Designers also describe the design of architecture as a journey. For the Bauhaus Master, Paul Klee, drawing was akin to ‘taking a line for a walk.’ For an architect in particular, their journey to the proposed building site occurs in the imagination and their discoveries are made visible using a pen, pixel, or knife. In this situation, can the drawing or model an architect creates of a proposed design be compared to the souvenir? For the Italian architect Carlo Scarpa drawings are visual descriptions of the discoveries they found during the design process, and he draws because he ‘want(s) to see things, that’s all I really trust. I put them down in front of me on paper so that I can see them. I want to see and that’s why I draw. I can see an image only if I draw it.’ But then, is the model of a proposed structure whose forms and spaces are found everywhere on ArchDaily any different than the Eiffel Tower salt and pepper shaker? If we can answer no, what then is authentic travel in terms of design?

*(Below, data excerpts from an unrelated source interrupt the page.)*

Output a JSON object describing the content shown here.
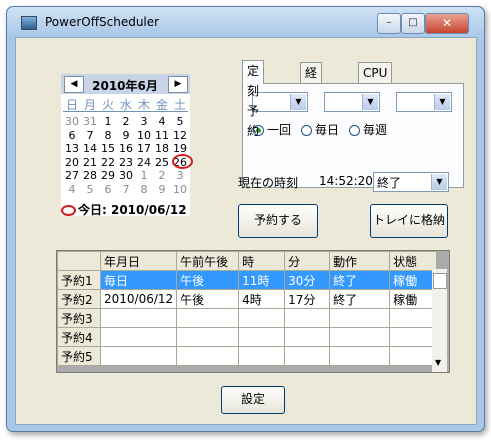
{
  "window": {
    "title": "PowerOffScheduler"
  },
  "calendar": {
    "month_label": "2010年6月",
    "weekdays": [
      "日",
      "月",
      "火",
      "水",
      "木",
      "金",
      "土"
    ],
    "weeks": [
      [
        "30",
        "31",
        "1",
        "2",
        "3",
        "4",
        "5"
      ],
      [
        "6",
        "7",
        "8",
        "9",
        "10",
        "11",
        "12"
      ],
      [
        "13",
        "14",
        "15",
        "16",
        "17",
        "18",
        "19"
      ],
      [
        "20",
        "21",
        "22",
        "23",
        "24",
        "25",
        "26"
      ],
      [
        "27",
        "28",
        "29",
        "30",
        "1",
        "2",
        "3"
      ],
      [
        "4",
        "5",
        "6",
        "7",
        "8",
        "9",
        "10"
      ]
    ],
    "today_label": "今日: 2010/06/12"
  },
  "tabs": [
    "定刻予約",
    "経過予約",
    "CPU使用率"
  ],
  "schedule_type": {
    "options": [
      "一回",
      "毎日",
      "毎週"
    ],
    "selected": "一回"
  },
  "clock": {
    "label": "現在の時刻",
    "time": "14:52:20",
    "action": "終了"
  },
  "buttons": {
    "reserve": "予約する",
    "tray": "トレイに格納",
    "settings": "設定"
  },
  "table": {
    "columns": [
      "年月日",
      "午前午後",
      "時",
      "分",
      "動作",
      "状態"
    ],
    "rows": [
      {
        "head": "予約1",
        "cells": [
          "毎日",
          "午後",
          "11時",
          "30分",
          "終了",
          "稼働"
        ]
      },
      {
        "head": "予約2",
        "cells": [
          "2010/06/12",
          "午後",
          "4時",
          "17分",
          "終了",
          "稼働"
        ]
      },
      {
        "head": "予約3",
        "cells": [
          "",
          "",
          "",
          "",
          "",
          ""
        ]
      },
      {
        "head": "予約4",
        "cells": [
          "",
          "",
          "",
          "",
          "",
          ""
        ]
      },
      {
        "head": "予約5",
        "cells": [
          "",
          "",
          "",
          "",
          "",
          ""
        ]
      }
    ]
  }
}
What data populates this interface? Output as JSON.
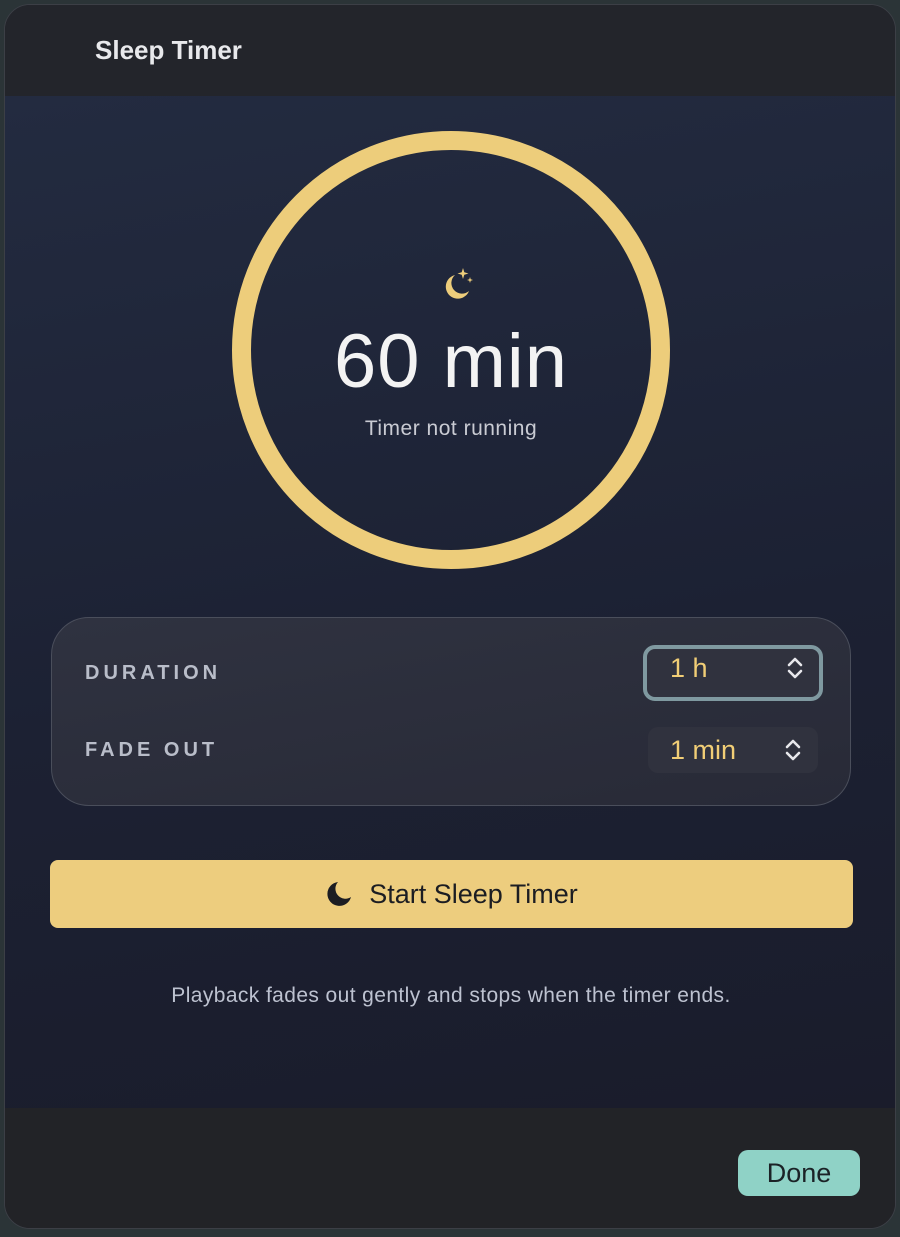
{
  "window": {
    "title": "Sleep Timer"
  },
  "timer": {
    "display": "60 min",
    "status": "Timer not running",
    "icon": "moon-stars-icon",
    "ring_color": "#edcd7b"
  },
  "settings": {
    "duration": {
      "label": "DURATION",
      "value": "1 h"
    },
    "fade_out": {
      "label": "FADE OUT",
      "value": "1 min"
    }
  },
  "start_button": {
    "label": "Start Sleep Timer",
    "icon": "moon-icon",
    "color": "#edcd7e"
  },
  "hint": "Playback fades out gently and stops when the timer ends.",
  "footer": {
    "done_label": "Done",
    "done_color": "#8fd2c6"
  }
}
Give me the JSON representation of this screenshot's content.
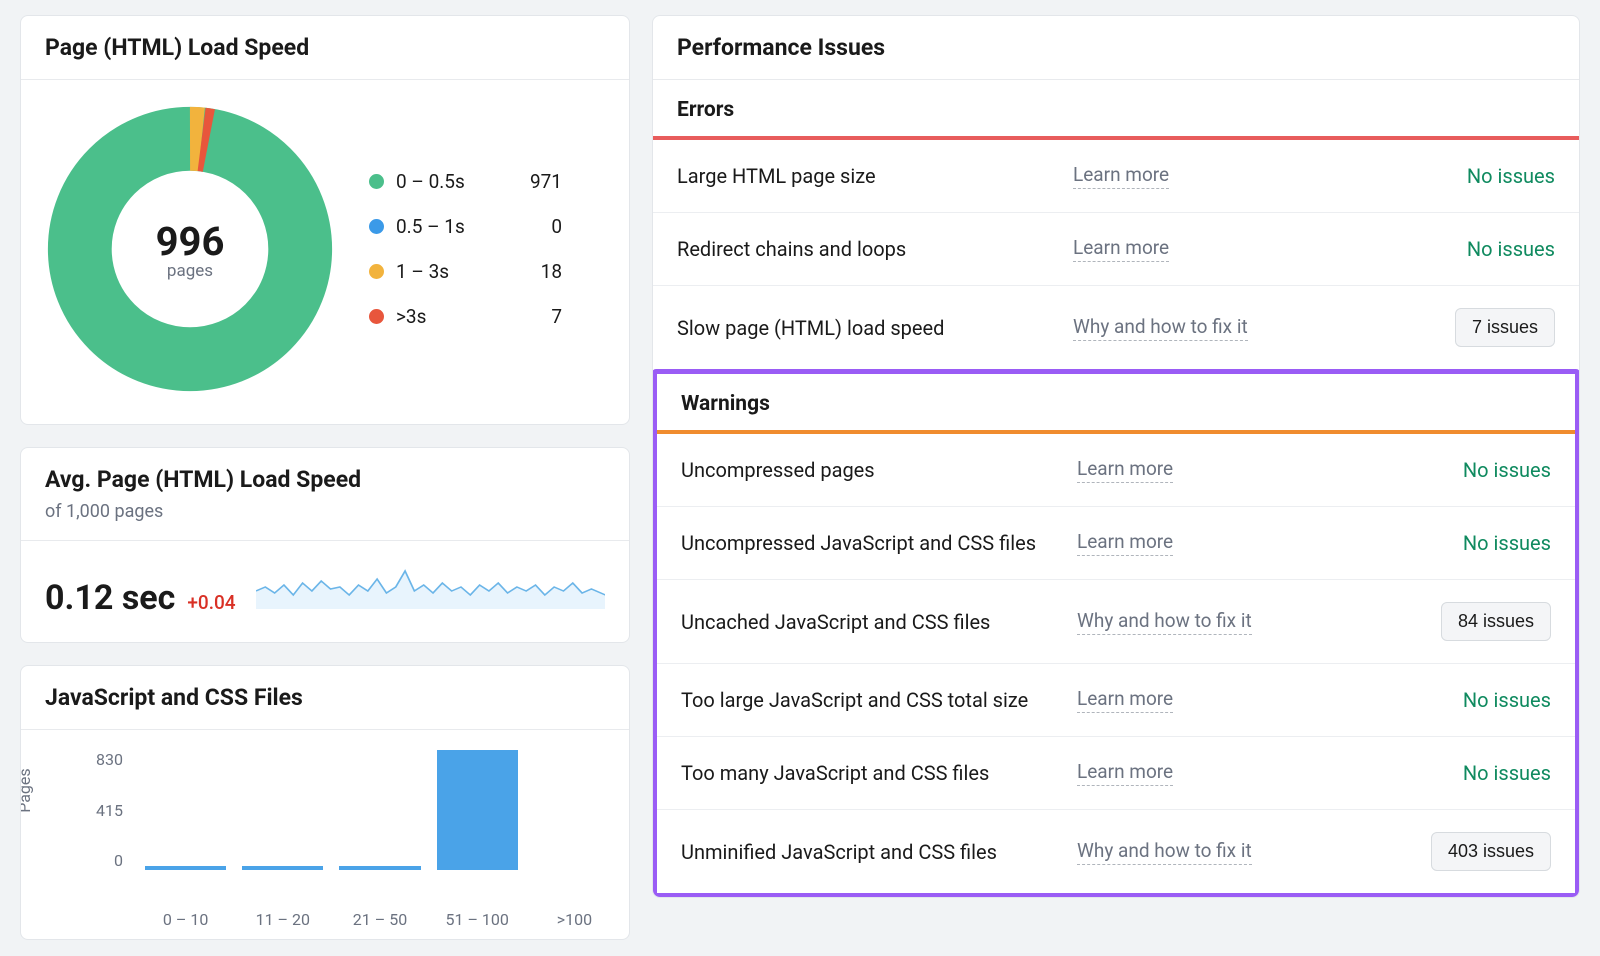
{
  "load_speed": {
    "title": "Page (HTML) Load Speed",
    "total": "996",
    "total_label": "pages",
    "buckets": [
      {
        "range": "0 – 0.5s",
        "value": "971",
        "color": "#4bbf8b"
      },
      {
        "range": "0.5 – 1s",
        "value": "0",
        "color": "#3b9ae8"
      },
      {
        "range": "1 – 3s",
        "value": "18",
        "color": "#f2b33d"
      },
      {
        "range": ">3s",
        "value": "7",
        "color": "#e8563c"
      }
    ]
  },
  "avg_speed": {
    "title": "Avg. Page (HTML) Load Speed",
    "subtitle": "of 1,000 pages",
    "value": "0.12 sec",
    "delta": "+0.04"
  },
  "js_css": {
    "title": "JavaScript and CSS Files",
    "y_label": "Pages"
  },
  "chart_data": {
    "type": "bar",
    "title": "JavaScript and CSS Files",
    "xlabel": "",
    "ylabel": "Pages",
    "ylim": [
      0,
      830
    ],
    "y_ticks": [
      830,
      415,
      0
    ],
    "categories": [
      "0 – 10",
      "11 – 20",
      "21 – 50",
      "51 – 100",
      ">100"
    ],
    "values": [
      10,
      10,
      10,
      830,
      0
    ]
  },
  "performance": {
    "title": "Performance Issues",
    "errors_label": "Errors",
    "warnings_label": "Warnings",
    "learn_more": "Learn more",
    "why_fix": "Why and how to fix it",
    "no_issues": "No issues",
    "errors": [
      {
        "name": "Large HTML page size",
        "link_type": "learn",
        "status": "none"
      },
      {
        "name": "Redirect chains and loops",
        "link_type": "learn",
        "status": "none"
      },
      {
        "name": "Slow page (HTML) load speed",
        "link_type": "fix",
        "status": "7 issues"
      }
    ],
    "warnings": [
      {
        "name": "Uncompressed pages",
        "link_type": "learn",
        "status": "none"
      },
      {
        "name": "Uncompressed JavaScript and CSS files",
        "link_type": "learn",
        "status": "none"
      },
      {
        "name": "Uncached JavaScript and CSS files",
        "link_type": "fix",
        "status": "84 issues"
      },
      {
        "name": "Too large JavaScript and CSS total size",
        "link_type": "learn",
        "status": "none"
      },
      {
        "name": "Too many JavaScript and CSS files",
        "link_type": "learn",
        "status": "none"
      },
      {
        "name": "Unminified JavaScript and CSS files",
        "link_type": "fix",
        "status": "403 issues"
      }
    ]
  }
}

A bus tour of Europe can be an authentic form of travel if one wishes to engage in an ‘Authentic European Bus Tour’. But this would be comparable to letting your critic act as your tour guide through the design of your project. Any souvenir the designer acquires on such a tour will remind them less about the discoveries they made than the journey they took through the eyes of their critic. Conversely, a designer may wander aimlessly in their thoughts like a tourist who doesn’t bother to learn where they are and misinterprets a fountain as a swimming pool. Many of us have had a similar experience in our design education when a critic points out to a student that the building next to their day care centre design is not a church but a factory.

Echoing Bourdain, students, please travel. Your critic may be your guide, but they are not there to find souvenirs for you. Learn where and how you are at any place. This will give you clues how to look for authentic designs. Travel means being serious about your journey. It means taking risks and accepting that you will not know where you will end up. But what a great set of souvenirs you will have at the end.